Mr. Kim was a recipient of the NAACP Equality Award, the Southern Christian Leadership Conference Drum Major Award, and the California Wellness Foundation’s Peace Award in recognition of his efforts to fight for the civil rights of all people. [2]


Kim holds a master’s degree in public administration from Harvard University. [3]

Socialists organize to "challenge for power" in Los Angeles

Trevor email 1 (3).jpg

On March 11, 1998, Los Angeles Democratic Socialists of America leader Steve Tarzynski wrote an email to another Los Angeles DSA leader Harold Meyerson.

Tarzynski listed 25 people he thought should be on an "A-list" of "25 or so leaders/activists/intellectuals and/or "eminent persons" who would gather periodically to theorize/strategize about how to rebuild a progressive movement in our metropolitan area that could challenge for power."

Tarzynski listed himself, Harold Meyerson, Karen Bass, Sylvia Castillo, Gary Phillips, Joe Hicks, Richard Rothstein, Steve Cancian, Larry Frank, Torie Osborn, Rudy Acuna, Aris Anagnos, Abby Arnold, Carl Boggs, Blase Bonpane, Rick Brown, Stanley Sheinbaum, Alice Callahan, Jim Conn, Peter Dreier, Maria Elena Durazo, Miguel Contreras, Mike Davis, Bill Gallegos, Bob Gottlieb, Kent Wong, Russell Jacoby, Bong Hwan Kim, Paula Litt (and Barry Litt, with a question mark), Peter Olney, Derek Shearer, Clancy Sigal and Anthony Thigpenn.
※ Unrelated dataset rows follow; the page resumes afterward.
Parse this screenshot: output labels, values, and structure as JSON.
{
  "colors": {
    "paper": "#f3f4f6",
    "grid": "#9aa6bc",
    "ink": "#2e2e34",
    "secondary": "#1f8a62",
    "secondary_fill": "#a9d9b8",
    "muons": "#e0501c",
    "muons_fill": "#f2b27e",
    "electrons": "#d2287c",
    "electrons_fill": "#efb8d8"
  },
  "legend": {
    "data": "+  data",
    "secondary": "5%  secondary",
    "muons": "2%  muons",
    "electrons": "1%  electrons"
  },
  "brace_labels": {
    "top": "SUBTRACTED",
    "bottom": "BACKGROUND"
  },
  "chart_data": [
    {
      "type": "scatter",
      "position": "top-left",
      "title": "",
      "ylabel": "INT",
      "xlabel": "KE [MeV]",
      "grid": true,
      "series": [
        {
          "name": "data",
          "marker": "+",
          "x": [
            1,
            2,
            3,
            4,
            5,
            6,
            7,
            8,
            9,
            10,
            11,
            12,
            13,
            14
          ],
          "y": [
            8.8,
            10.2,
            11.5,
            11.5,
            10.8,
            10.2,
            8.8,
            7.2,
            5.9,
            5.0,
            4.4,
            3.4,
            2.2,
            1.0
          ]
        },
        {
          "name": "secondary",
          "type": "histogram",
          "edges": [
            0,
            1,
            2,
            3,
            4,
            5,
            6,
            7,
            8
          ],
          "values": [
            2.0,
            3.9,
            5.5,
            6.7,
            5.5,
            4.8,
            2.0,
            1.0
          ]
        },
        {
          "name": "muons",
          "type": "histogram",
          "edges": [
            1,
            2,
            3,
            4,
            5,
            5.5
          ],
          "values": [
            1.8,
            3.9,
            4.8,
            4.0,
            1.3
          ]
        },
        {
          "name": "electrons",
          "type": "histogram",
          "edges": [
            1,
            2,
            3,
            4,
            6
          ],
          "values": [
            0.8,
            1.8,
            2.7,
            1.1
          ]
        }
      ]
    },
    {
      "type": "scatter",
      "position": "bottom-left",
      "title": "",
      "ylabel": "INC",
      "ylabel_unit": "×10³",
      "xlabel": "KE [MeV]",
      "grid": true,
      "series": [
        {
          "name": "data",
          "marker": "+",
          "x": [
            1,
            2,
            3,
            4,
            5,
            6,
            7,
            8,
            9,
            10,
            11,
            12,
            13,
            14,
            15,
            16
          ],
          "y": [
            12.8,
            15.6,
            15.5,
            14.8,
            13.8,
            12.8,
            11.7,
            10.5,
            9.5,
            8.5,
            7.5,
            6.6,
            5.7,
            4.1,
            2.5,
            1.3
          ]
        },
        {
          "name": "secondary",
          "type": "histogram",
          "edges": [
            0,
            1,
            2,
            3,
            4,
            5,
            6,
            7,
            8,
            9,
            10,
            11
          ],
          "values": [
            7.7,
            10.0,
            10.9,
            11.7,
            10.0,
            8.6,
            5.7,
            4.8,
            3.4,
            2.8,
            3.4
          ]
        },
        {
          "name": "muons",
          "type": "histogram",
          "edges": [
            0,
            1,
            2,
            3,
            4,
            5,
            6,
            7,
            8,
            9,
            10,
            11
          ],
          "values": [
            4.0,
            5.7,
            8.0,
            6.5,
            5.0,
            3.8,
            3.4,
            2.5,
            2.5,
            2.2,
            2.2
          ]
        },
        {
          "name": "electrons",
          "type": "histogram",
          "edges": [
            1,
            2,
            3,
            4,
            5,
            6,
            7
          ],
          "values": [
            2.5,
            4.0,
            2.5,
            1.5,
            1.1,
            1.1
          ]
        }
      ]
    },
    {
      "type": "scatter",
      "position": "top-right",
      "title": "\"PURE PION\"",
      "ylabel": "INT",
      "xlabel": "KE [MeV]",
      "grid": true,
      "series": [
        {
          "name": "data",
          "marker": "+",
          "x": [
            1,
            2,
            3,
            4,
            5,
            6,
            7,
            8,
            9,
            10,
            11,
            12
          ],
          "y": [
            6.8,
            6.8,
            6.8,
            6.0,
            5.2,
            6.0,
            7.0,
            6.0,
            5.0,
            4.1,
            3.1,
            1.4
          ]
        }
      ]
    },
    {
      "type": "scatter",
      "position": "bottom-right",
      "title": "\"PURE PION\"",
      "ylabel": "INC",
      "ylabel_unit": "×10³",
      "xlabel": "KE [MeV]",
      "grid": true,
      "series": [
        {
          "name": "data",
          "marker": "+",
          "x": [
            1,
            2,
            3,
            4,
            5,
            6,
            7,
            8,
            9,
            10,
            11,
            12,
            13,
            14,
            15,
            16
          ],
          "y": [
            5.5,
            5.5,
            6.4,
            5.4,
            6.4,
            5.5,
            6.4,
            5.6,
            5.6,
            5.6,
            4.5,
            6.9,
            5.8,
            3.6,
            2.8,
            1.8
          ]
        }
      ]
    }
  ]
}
Included in a suggested elected officials sub-group were Mark Ridley-Thomas, Gloria Romero, Jackie Goldberg, Gil Cedillo, Tom Hayden, Antonio Villaraigosa, Paul Rosenstein and Congressmen Xavier Becerra, Henry Waxman and Maxine Waters.

Tarzynski went on to write "I think we should limit the group to 25 max, otherwise group dynamics begins to break down....As i said, I would like this to take place in a nice place with good food and should properly be an all day event."